The UN Security Council has voted to approve the creation of an African military force to restore northern Mali to government control. The area has been controlled by rebels since an ill-fated coup earlier this year.
The resolution passed in a unanimous vote on Thursday, approving the deployment of an African-led intervention force to be known as AFISMA for a period of one year. The draft authorized the force to take "all necessary measures" to assist the government of Mali in efforts aimed at "recovering the areas in the north of its territory under the control of terrorist, extremist and armed groups."
"All necessary measures" is diplomatic code for the use of military force.
Despite authorizing the use of force, the resolution also stresses the need to continue efforts to reach a political solution.
The French-drafted resolution authorized European Union countries and other UN-member states to provide training and logistical support to Mali's armed forces.
German Foreign Minister Guido Westerwelle has said that Bundeswehr troops could be sent to support such a mission, but that the idea of them getting involved in any actual combat operations was completely out of the question.
France, which has already pledged logistical support for the mission, has also ruled out sending combat troops.

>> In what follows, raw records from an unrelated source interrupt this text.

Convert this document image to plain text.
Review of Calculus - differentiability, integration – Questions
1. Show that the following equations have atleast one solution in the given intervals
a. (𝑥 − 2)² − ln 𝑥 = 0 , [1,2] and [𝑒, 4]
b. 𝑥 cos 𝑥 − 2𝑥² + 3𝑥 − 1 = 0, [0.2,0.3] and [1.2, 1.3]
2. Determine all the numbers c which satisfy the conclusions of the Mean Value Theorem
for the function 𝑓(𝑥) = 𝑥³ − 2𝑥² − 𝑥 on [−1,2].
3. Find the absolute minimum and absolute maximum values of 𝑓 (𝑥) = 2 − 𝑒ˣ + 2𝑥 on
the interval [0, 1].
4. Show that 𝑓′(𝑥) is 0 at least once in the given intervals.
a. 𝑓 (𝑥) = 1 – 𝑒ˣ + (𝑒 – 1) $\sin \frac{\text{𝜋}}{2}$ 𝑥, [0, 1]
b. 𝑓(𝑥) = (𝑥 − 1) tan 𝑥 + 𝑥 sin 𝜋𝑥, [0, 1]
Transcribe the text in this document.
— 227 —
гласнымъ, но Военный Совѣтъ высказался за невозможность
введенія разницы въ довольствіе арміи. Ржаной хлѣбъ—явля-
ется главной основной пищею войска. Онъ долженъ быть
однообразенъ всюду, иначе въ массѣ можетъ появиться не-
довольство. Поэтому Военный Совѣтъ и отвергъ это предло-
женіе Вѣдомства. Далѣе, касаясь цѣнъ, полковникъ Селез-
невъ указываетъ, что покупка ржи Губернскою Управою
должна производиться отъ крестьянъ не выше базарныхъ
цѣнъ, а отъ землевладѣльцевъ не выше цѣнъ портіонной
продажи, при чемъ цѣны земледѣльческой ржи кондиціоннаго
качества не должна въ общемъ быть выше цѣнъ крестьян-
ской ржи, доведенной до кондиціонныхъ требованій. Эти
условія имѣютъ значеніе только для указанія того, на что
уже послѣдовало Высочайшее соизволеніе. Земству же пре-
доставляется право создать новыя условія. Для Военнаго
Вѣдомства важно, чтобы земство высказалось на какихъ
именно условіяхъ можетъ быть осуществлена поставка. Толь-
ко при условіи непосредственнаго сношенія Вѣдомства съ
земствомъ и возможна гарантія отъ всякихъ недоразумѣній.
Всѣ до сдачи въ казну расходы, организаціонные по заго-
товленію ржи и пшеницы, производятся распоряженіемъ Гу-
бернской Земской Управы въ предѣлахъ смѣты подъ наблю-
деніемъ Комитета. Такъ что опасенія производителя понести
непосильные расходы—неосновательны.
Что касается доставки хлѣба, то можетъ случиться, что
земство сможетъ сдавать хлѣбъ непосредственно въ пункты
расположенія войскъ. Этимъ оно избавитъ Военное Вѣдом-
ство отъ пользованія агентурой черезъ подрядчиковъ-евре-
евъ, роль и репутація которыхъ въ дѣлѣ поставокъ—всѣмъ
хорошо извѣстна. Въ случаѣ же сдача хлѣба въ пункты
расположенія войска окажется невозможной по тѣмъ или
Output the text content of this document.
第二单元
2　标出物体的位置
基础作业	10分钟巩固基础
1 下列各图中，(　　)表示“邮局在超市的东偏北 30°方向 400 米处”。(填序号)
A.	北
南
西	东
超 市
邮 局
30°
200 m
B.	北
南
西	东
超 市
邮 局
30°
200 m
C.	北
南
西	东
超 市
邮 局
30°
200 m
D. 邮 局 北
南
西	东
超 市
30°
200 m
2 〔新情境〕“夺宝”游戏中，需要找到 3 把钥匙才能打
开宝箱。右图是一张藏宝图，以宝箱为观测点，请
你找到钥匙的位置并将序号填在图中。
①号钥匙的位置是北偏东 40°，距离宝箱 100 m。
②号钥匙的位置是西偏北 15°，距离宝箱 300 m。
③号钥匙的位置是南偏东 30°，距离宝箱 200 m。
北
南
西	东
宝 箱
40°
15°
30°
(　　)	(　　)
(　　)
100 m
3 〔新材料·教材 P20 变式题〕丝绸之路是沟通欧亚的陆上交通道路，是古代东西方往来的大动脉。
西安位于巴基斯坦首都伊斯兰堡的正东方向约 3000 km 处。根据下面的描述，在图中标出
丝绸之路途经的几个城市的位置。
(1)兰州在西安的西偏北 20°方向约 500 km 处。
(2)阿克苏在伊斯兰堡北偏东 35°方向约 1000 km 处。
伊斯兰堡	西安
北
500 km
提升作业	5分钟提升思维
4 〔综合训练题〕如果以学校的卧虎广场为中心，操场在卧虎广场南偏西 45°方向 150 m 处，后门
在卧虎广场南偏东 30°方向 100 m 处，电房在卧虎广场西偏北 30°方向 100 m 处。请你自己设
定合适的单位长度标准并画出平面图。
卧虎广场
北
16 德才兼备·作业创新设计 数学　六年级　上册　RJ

The Economic Community of West African States (ECOWAS) had been pushing for the UN to authorize a force of around 3,000 troops to confront the rebels in northern Mali, some of which are said to be linked to the al Qaeda terror network.
Mali descended into chaos last March after an army captain led a coup that toppled the president over army discontent about the government's handling of a rebellion that was gaining ground in the north. Within a matter of days, the rebels exploited the power vacuum to cement their control of the north of the country.